Aparte de todo esto, súmenle mi elitismo innato, mis ganas de reivindicar lo ninguneado y poco querido, de dar oportunidades a aquello que se suele despachar con dos frases tópicas y llenas de prejuicios. Si de por sí la animación no se suele considerar con seriedad, siendo tratada como una especie de insulso pienso cultural para quitar el hambre mental a los niños, el hecho de que encima sea de origen japonés añade elementos de choque cultural que entre nosotros suelen significar desastre. Salvando lo autóctono y lo proveniente de Estados Unidos, donde a fuerza de lavado de cerebro hemos terminado por obviar todo elemento discordante, nuestros públicos audiovisuales suelen experimentar un rechazo instintivo hacia todo aquello que sea demasiado distinto, que requiera ponerse en la piel o en la mente de personas con escalas de valores distintas. Una actitud que a un servidor, que suele poner en tela de juicio "nuestra" escala de valores, le hace bastante gracia. 

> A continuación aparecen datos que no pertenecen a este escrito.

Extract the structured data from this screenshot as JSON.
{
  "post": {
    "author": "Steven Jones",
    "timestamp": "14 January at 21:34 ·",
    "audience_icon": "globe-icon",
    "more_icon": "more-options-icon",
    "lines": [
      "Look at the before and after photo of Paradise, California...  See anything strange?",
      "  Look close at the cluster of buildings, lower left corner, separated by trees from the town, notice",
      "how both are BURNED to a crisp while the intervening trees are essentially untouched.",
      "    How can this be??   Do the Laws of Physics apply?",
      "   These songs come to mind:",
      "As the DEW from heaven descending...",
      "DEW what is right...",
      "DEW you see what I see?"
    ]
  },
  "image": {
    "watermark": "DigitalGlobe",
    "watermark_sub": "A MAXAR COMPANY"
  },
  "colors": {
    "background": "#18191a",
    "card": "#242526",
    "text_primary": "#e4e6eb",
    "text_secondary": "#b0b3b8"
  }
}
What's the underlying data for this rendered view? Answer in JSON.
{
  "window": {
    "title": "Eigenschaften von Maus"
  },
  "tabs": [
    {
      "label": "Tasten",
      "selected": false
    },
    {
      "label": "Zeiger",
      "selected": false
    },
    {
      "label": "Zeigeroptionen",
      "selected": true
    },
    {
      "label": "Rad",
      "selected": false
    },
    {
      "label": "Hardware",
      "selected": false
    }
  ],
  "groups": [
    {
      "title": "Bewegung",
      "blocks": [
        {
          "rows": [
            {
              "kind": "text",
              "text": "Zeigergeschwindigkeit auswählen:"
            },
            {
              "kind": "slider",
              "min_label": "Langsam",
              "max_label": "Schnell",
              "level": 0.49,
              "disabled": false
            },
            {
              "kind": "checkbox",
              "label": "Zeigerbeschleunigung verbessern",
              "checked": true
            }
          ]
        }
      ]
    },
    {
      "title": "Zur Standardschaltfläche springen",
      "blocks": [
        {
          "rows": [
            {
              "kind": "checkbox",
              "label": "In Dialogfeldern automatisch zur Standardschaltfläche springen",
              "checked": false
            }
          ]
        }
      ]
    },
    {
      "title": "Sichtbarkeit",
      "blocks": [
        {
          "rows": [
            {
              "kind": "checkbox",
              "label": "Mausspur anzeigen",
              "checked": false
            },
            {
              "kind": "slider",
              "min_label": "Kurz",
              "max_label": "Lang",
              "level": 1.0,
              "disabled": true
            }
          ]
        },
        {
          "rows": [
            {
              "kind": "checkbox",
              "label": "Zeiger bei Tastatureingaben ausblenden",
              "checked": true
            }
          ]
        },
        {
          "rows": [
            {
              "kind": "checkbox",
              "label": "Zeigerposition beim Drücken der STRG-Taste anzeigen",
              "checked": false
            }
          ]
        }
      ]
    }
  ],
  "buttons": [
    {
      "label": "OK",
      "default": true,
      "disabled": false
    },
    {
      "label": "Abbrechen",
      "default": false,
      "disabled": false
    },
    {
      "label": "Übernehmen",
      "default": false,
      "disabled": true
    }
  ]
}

Uno diría que en los tiempos que corren, con tanta mundialización e internet y todas esas gaitas, se habrían allanado muchas diferencias, y que exagero un poco porque, bueno, fijaos en el éxito de las intrigas policíacas nórdicas, en la cierta simpatía que parecemos albergar en España hacia nuestros primos italianos, bullangueros y ligones, que es extensible hacia las ficciones que reflejan el estereotipo, y que incluso los hieráticos teutones ven admitidos sin problemas sus telefilms en Antena 3 a la hora del mediodía. Bueno, admitimos pulpo, pero tengamos en cuenta que sigue tratándose de europeos blancos con un similar telón de fondo cultural o histórico. No me consta en cambio que un público generalista esté dispuesto a enfrentarse al pequeño enigma que supone la cultura llegada de Oriente. Recuerdo hace unos cuantos años, cuando un distribuidor tuvo la peregrina idea de querer hacer llegar a las multisalas la película coreana "The host" de Bong Joon-Ho, por aquello de que a priori era una obra muy comercial y había tenido un éxito aplastante en su país de origen, por delante de muchos blockbusters americanos. Bueno, pues emplazo a mis lectores a cualquier foro cinematográfico en Internet, que es donde realmente se reflejan de manera democrática, en toda su crudeza, sin filtros editoriales de ningún tipo, las miserias de la gente de a pie. Las flores dedicadas al actor protagonista, Song Kang-Ho, de las cuales tal vez la más respetuosa solía ser "chino subnormal", la incomprensión absoluta de la mezcla de tonos, del costumbrismo y de las lecturas sociopolíticas de la historia, todo ello impensable en títulos análogos del Imperio, marcó a mi juicio el declive de los estrenos de cine oriental en las salas de nuestro país. Los números no mienten: un total de SIETE películas procedentes de Asia estrenadas en cines españoles durante todo el año 2011.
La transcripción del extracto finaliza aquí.